4

I am using a model-based single agent reinforcement learning approach for autonomous flight.

In this project I used a simulator to collect training data (state , action , ending state) so that a Locally Weighted Linear Regression algorithm can learn the MODEL.

The STATE is defined by a vector : [Pitch , Yaw , Roll , Acceleration] to define the position of the drone in space. When given to the POLICY It has one other feature [WantedTrajectory]

The ACTION is defined by a vector too : [PowerOfMotor1 , PowerOfMotor2 , PowerOfMotor3 , PowerOfMotor4]

The REWARD is calculated depending on the accuracy of the trajectory taken: given a starting spacial state , a wanted trajectory and the ending spacial state the closer is the trajectory actually taken to the one wanted the less negative the reward is.

The algorithm for policy iteration is the following :

start from a state S0

loop    

         1) select the best action according to the Policy

         2) use LWLR to find the ending state

         3) calculate reward

         4) update generalized V function



endloop;

This way the action taken depends also on the trajectory wanted (choosed by the user) , the agent autonomously choose the power of the 4 motors (Trying to take the wanted trajectory and have a bigger , less negative , reward) and the policy is dynamic since It depends on the value function which is updated.

The only problem is that choosing the POLICY as follows (S = Pitch , Yaw , Roll , Acceleration , WantedTrajectory):

π(S) = argmax_a ( V( LWLR(S,a) ) )

(So between all the actions the one that from this state will lead the agent in the state with the biggest Value) costs a lot in terms of computation since the action space is very large.

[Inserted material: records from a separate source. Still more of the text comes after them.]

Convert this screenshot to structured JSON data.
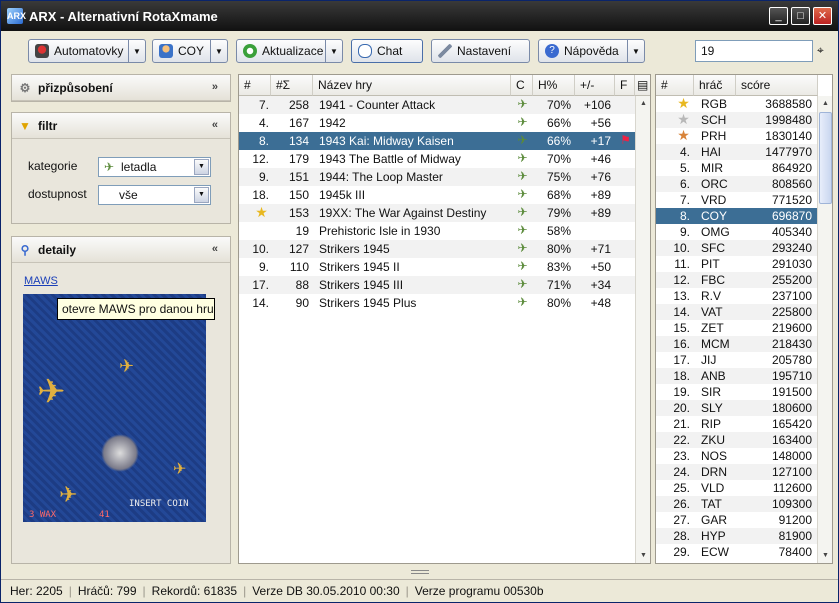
{
  "window": {
    "title": "ARX - Alternativní RotaXmame",
    "app_icon": "ARX"
  },
  "toolbar": {
    "automat_label": "Automatovky",
    "user_label": "COY",
    "update_label": "Aktualizace",
    "chat_label": "Chat",
    "settings_label": "Nastavení",
    "help_label": "Nápověda",
    "search_value": "19"
  },
  "filters": {
    "title": "přizpůsobení",
    "filtr_title": "filtr",
    "category_label": "kategorie",
    "category_value": "letadla",
    "availability_label": "dostupnost",
    "availability_value": "vše"
  },
  "details": {
    "title": "detaily",
    "maws_link": "MAWS",
    "tooltip": "otevre MAWS pro danou hru",
    "screen_text_bottom_left": "3 WAX",
    "screen_text_bottom_mid": "41",
    "screen_text_bottom_right": "INSERT COIN",
    "screen_text_top": "RR"
  },
  "games": {
    "headers": {
      "rank": "#",
      "sum": "#Σ",
      "name": "Název hry",
      "cat": "C",
      "pct": "H%",
      "diff": "+/-",
      "fav": "F"
    },
    "rows": [
      {
        "rank": "7.",
        "sum": "258",
        "name": "1941 - Counter Attack",
        "pct": "70%",
        "diff": "+106",
        "star": false,
        "flag": false
      },
      {
        "rank": "4.",
        "sum": "167",
        "name": "1942",
        "pct": "66%",
        "diff": "+56",
        "star": false,
        "flag": false
      },
      {
        "rank": "8.",
        "sum": "134",
        "name": "1943 Kai: Midway Kaisen",
        "pct": "66%",
        "diff": "+17",
        "star": false,
        "flag": true
      },
      {
        "rank": "12.",
        "sum": "179",
        "name": "1943 The Battle of Midway",
        "pct": "70%",
        "diff": "+46",
        "star": false,
        "flag": false
      },
      {
        "rank": "9.",
        "sum": "151",
        "name": "1944: The Loop Master",
        "pct": "75%",
        "diff": "+76",
        "star": false,
        "flag": false
      },
      {
        "rank": "18.",
        "sum": "150",
        "name": "1945k III",
        "pct": "68%",
        "diff": "+89",
        "star": false,
        "flag": false
      },
      {
        "rank": "",
        "sum": "153",
        "name": "19XX: The War Against Destiny",
        "pct": "79%",
        "diff": "+89",
        "star": true,
        "flag": false
      },
      {
        "rank": "",
        "sum": "19",
        "name": "Prehistoric Isle in 1930",
        "pct": "58%",
        "diff": "",
        "star": false,
        "flag": false
      },
      {
        "rank": "10.",
        "sum": "127",
        "name": "Strikers 1945",
        "pct": "80%",
        "diff": "+71",
        "star": false,
        "flag": false
      },
      {
        "rank": "9.",
        "sum": "110",
        "name": "Strikers 1945 II",
        "pct": "83%",
        "diff": "+50",
        "star": false,
        "flag": false
      },
      {
        "rank": "17.",
        "sum": "88",
        "name": "Strikers 1945 III",
        "pct": "71%",
        "diff": "+34",
        "star": false,
        "flag": false
      },
      {
        "rank": "14.",
        "sum": "90",
        "name": "Strikers 1945 Plus",
        "pct": "80%",
        "diff": "+48",
        "star": false,
        "flag": false
      }
    ],
    "selected_index": 2
  },
  "scores": {
    "headers": {
      "rank": "#",
      "player": "hráč",
      "score": "scóre"
    },
    "rows": [
      {
        "rank": "",
        "medal": "gold",
        "player": "RGB",
        "score": "3688580"
      },
      {
        "rank": "",
        "medal": "silver",
        "player": "SCH",
        "score": "1998480"
      },
      {
        "rank": "",
        "medal": "bronze",
        "player": "PRH",
        "score": "1830140"
      },
      {
        "rank": "4.",
        "player": "HAI",
        "score": "1477970"
      },
      {
        "rank": "5.",
        "player": "MIR",
        "score": "864920"
      },
      {
        "rank": "6.",
        "player": "ORC",
        "score": "808560"
      },
      {
        "rank": "7.",
        "player": "VRD",
        "score": "771520"
      },
      {
        "rank": "8.",
        "player": "COY",
        "score": "696870"
      },
      {
        "rank": "9.",
        "player": "OMG",
        "score": "405340"
      },
      {
        "rank": "10.",
        "player": "SFC",
        "score": "293240"
      },
      {
        "rank": "11.",
        "player": "PIT",
        "score": "291030"
      },
      {
        "rank": "12.",
        "player": "FBC",
        "score": "255200"
      },
      {
        "rank": "13.",
        "player": "R.V",
        "score": "237100"
      },
      {
        "rank": "14.",
        "player": "VAT",
        "score": "225800"
      },
      {
        "rank": "15.",
        "player": "ZET",
        "score": "219600"
      },
      {
        "rank": "16.",
        "player": "MCM",
        "score": "218430"
      },
      {
        "rank": "17.",
        "player": "JIJ",
        "score": "205780"
      },
      {
        "rank": "18.",
        "player": "ANB",
        "score": "195710"
      },
      {
        "rank": "19.",
        "player": "SIR",
        "score": "191500"
      },
      {
        "rank": "20.",
        "player": "SLY",
        "score": "180600"
      },
      {
        "rank": "21.",
        "player": "RIP",
        "score": "165420"
      },
      {
        "rank": "22.",
        "player": "ZKU",
        "score": "163400"
      },
      {
        "rank": "23.",
        "player": "NOS",
        "score": "148000"
      },
      {
        "rank": "24.",
        "player": "DRN",
        "score": "127100"
      },
      {
        "rank": "25.",
        "player": "VLD",
        "score": "112600"
      },
      {
        "rank": "26.",
        "player": "TAT",
        "score": "109300"
      },
      {
        "rank": "27.",
        "player": "GAR",
        "score": "91200"
      },
      {
        "rank": "28.",
        "player": "HYP",
        "score": "81900"
      },
      {
        "rank": "29.",
        "player": "ECW",
        "score": "78400"
      }
    ],
    "selected_index": 7
  },
  "status": {
    "games": "Her: 2205",
    "players": "Hráčů: 799",
    "records": "Rekordů: 61835",
    "db_version": "Verze DB 30.05.2010 00:30",
    "program_version": "Verze programu 00530b"
  },
  "colors": {
    "selection": "#3c6e95",
    "accent": "#1a3fb8"
  },
  "icons": {
    "category": "plane-icon",
    "star": "star-icon",
    "flag": "flag-icon"
  }
}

Is there a way to generalize a POLOCY depending on an already generalized VALUE FUNCTION ?

DaddaBarba
  • 75
  • 5
  • Why don't you use action discretization? and Function approximation for the states would be nice. – NKN Sep 18 '15 at 18:15

1 Answers1

0

I think that actor-critic methods using policy gradient will be useful to you.

In that case, you use a paremetrized policy which is adjusted based on an objetive function based on your value function. There are some further improvements such as using advantage functions, etc.

David Silver made a nice video that you may find useful:

https://www.youtube.com/watch?v=KHZVXao4qXs&index=7&list=PL5X3mDkKaJrL42i_jhE4N-p6E2Ol62Ofa

Juan Leni
  • 6,982
  • 5
  • 55
  • 87